Hooked by their passion
Her love for cars and polo brought her closer to Phaneendra. It is these activities that forged strong bonds of deep caring and attachment between them. The spark of passion still burns, as Phaneendra says, “Her passion for my polo team is growing day-by-day and she loves my horses and dogs more than me.”
When Suharika likes his simplicity and forgiveness, Phaneendra admires her innocence. On a lighter note he says, “I like when she shops. That gives me the kick to earn more for her.”
Meant to be
Five years of togetherness and thoroughly enjoying each other’s company, ask them when exactly they fell in love and Phanee and Suharika go blank. “It just happened. After we met for the first time and as the time progressed we went through many ups and downs. But at the end of it all we knew we were meant for each other,” explains Suharika.
Talk rather than fight
It’s perfectly healthy and normal for couples to fight even if they are deeply in love. Some level of conflict is inevitable. “Avoiding conflict does more harm. It’s natural. But we make it a point to sit and solve it instead of prolonging the issue. We don’t give space for fights. Even if some thing comes up we always try to sit down and talk. It’s always better to talk than to fight,” they say.
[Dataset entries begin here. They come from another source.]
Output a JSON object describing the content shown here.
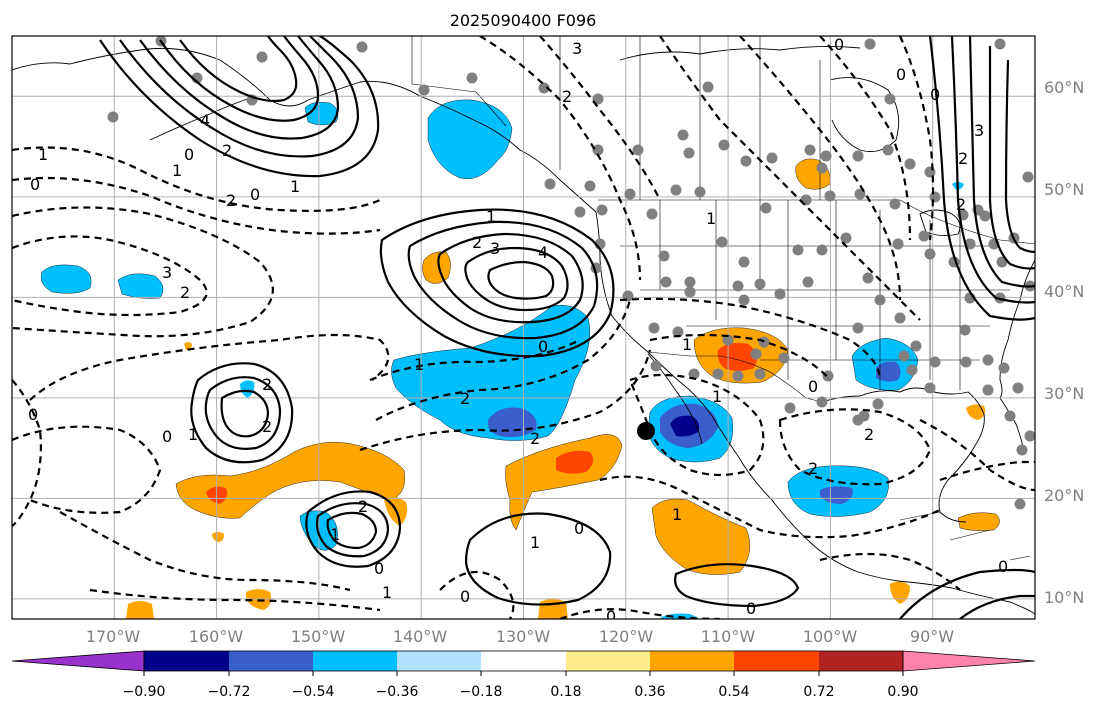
{
  "title": "2025090400 F096",
  "colors": {
    "cb_neg_extreme": "#9932cc",
    "cb_neg_090": "#00008b",
    "cb_neg_072": "#3a5fcd",
    "cb_neg_054": "#00bfff",
    "cb_neg_036": "#b0e2ff",
    "cb_zero": "#ffffff",
    "cb_pos_018": "#ffec8b",
    "cb_pos_036": "#ffa500",
    "cb_pos_054": "#ff4500",
    "cb_pos_072": "#b22222",
    "cb_pos_extreme": "#ff82ab",
    "station": "#808080",
    "marker": "#000000"
  },
  "map": {
    "lon_labels": [
      "170°W",
      "160°W",
      "150°W",
      "140°W",
      "130°W",
      "120°W",
      "110°W",
      "100°W",
      "90°W"
    ],
    "lat_labels": [
      "60°N",
      "50°N",
      "40°N",
      "30°N",
      "20°N",
      "10°N"
    ],
    "lon_range": [
      -180,
      -80
    ],
    "lat_range": [
      8,
      66
    ],
    "grid": true
  },
  "contour_labels": {
    "c1": "3",
    "c2": "0",
    "c3": "2",
    "c4": "1",
    "c5": "0",
    "c6": "2",
    "c7": "4",
    "c8": "2",
    "c9": "0",
    "c10": "1",
    "c11": "0",
    "c12": "2",
    "c13": "3",
    "c14": "2",
    "c15": "1",
    "c16": "2",
    "c17": "3",
    "c18": "4",
    "c19": "1",
    "c20": "0",
    "c21": "1",
    "c22": "2",
    "c23": "2",
    "c24": "2",
    "c25": "0",
    "c26": "1",
    "c27": "2",
    "c28": "2",
    "c29": "0",
    "c30": "1",
    "c31": "1",
    "c32": "0",
    "c33": "1",
    "c34": "0",
    "c35": "0",
    "c36": "1",
    "c37": "2",
    "c38": "1",
    "c39": "0",
    "c40": "0",
    "c41": "0",
    "c42": "0",
    "c43": "2",
    "c44": "1",
    "c45": "3",
    "c46": "2",
    "c47": "0",
    "c48": "1",
    "c49": "0"
  },
  "colorbar": {
    "tick_labels": [
      "−0.90",
      "−0.72",
      "−0.54",
      "−0.36",
      "−0.18",
      "0.18",
      "0.36",
      "0.54",
      "0.72",
      "0.90"
    ],
    "extend": "both"
  }
}
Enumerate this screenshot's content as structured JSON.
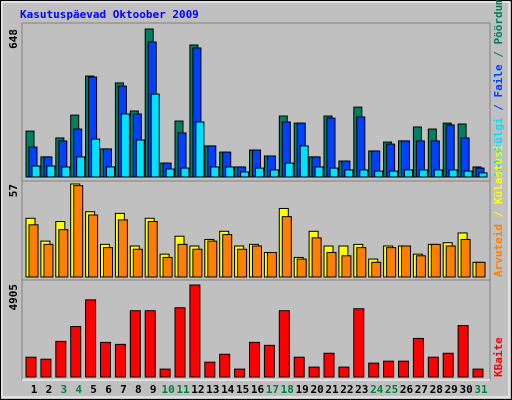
{
  "chart_data": [
    {
      "type": "bar",
      "title": "Kasutuspäevad Oktoober 2009",
      "ylim": [
        0,
        648
      ],
      "yticks": [
        648
      ],
      "legend_separator": " / ",
      "series": [
        {
          "name": "Pöördumisi",
          "color": "#008060",
          "values": [
            201,
            88,
            171,
            271,
            442,
            123,
            412,
            289,
            648,
            61,
            245,
            578,
            136,
            109,
            44,
            118,
            92,
            267,
            236,
            88,
            267,
            70,
            306,
            114,
            153,
            158,
            219,
            210,
            236,
            232,
            44
          ]
        },
        {
          "name": "Faile",
          "color": "#0040ff",
          "values": [
            131,
            88,
            158,
            210,
            438,
            123,
            398,
            276,
            591,
            61,
            193,
            565,
            136,
            109,
            44,
            118,
            92,
            241,
            236,
            88,
            258,
            70,
            263,
            114,
            144,
            158,
            158,
            158,
            228,
            171,
            39
          ]
        },
        {
          "name": "Lehekülgi",
          "color": "#00e0ff",
          "values": [
            48,
            48,
            44,
            88,
            166,
            44,
            276,
            162,
            363,
            35,
            39,
            241,
            44,
            44,
            22,
            39,
            31,
            61,
            136,
            44,
            39,
            31,
            31,
            26,
            26,
            31,
            31,
            31,
            31,
            26,
            18
          ]
        }
      ]
    },
    {
      "type": "bar",
      "ylim": [
        0,
        57
      ],
      "yticks": [
        57
      ],
      "legend_separator": " / ",
      "series": [
        {
          "name": "Külastusi",
          "color": "#ffff00",
          "values": [
            36,
            22,
            34,
            57,
            40,
            20,
            39,
            19,
            36,
            14,
            25,
            19,
            23,
            28,
            19,
            20,
            15,
            42,
            12,
            28,
            19,
            19,
            20,
            11,
            19,
            19,
            14,
            20,
            21,
            27,
            9
          ]
        },
        {
          "name": "Arvuteid",
          "color": "#ff8000",
          "values": [
            32,
            20,
            29,
            56,
            38,
            18,
            35,
            17,
            34,
            12,
            20,
            17,
            22,
            26,
            17,
            19,
            15,
            37,
            11,
            24,
            15,
            13,
            18,
            9,
            18,
            19,
            13,
            20,
            19,
            23,
            9
          ]
        }
      ]
    },
    {
      "type": "bar",
      "ylim": [
        0,
        4905
      ],
      "yticks": [
        4905
      ],
      "categories": [
        "1",
        "2",
        "3",
        "4",
        "5",
        "6",
        "7",
        "8",
        "9",
        "10",
        "11",
        "12",
        "13",
        "14",
        "15",
        "16",
        "17",
        "18",
        "19",
        "20",
        "21",
        "22",
        "23",
        "24",
        "25",
        "26",
        "27",
        "28",
        "29",
        "30",
        "31"
      ],
      "category_colors": [
        "#000000",
        "#000000",
        "#008040",
        "#008040",
        "#000000",
        "#000000",
        "#000000",
        "#000000",
        "#000000",
        "#008040",
        "#008040",
        "#000000",
        "#000000",
        "#000000",
        "#000000",
        "#000000",
        "#008040",
        "#008040",
        "#000000",
        "#000000",
        "#000000",
        "#000000",
        "#000000",
        "#008040",
        "#008040",
        "#000000",
        "#000000",
        "#000000",
        "#000000",
        "#000000",
        "#008040"
      ],
      "series": [
        {
          "name": "KBaite",
          "color": "#ff0000",
          "values": [
            1044,
            939,
            1878,
            2661,
            4070,
            1826,
            1722,
            3496,
            3496,
            417,
            3653,
            4853,
            783,
            1200,
            417,
            1826,
            1670,
            3496,
            1044,
            522,
            1252,
            522,
            3600,
            731,
            835,
            835,
            2035,
            1044,
            1252,
            2713,
            417
          ]
        }
      ]
    }
  ]
}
Staying strong through the mightiest of storms
Sometimes, things go wrong. It’s in those difficult times that your relationship is put to test. “Every couple goes through the highs and lows but at the end of it all we have happiness. We just enjoy being ourselves and are very into each other,” says Suharika and Phaneendra adds, “It’s just passion for each other that keeps us intact. There are disturbances, but our idea in life is to be together and happy so the end result is clear. We always try to do our best for each other.”
The couple who will be celebrating their fifth anniversary this May 26 say, we still love each other intensely. “It seems like we are married yesterday.”
For Suharika, Phaneendra’s love has been consistent. “He’s thoughtful and knows exactly how I’m feeling. He pampers me so much. He does not let anything negative come close me at all. I feel as if I have a safety cocoon around me. I think all it takes is respect and love for your partner,” says Suharika and Phaneendra adds, “Marriage is a bonding between two families and generations to come.”
Trust is vital
Building trust and intimacy in marriage may require planning time and effort. “The hardest thing is to make your spouse believe in you. Once that belief develops then it’s a smooth journey thereafter. Until then it’s a roller coaster ride,” says Suharika.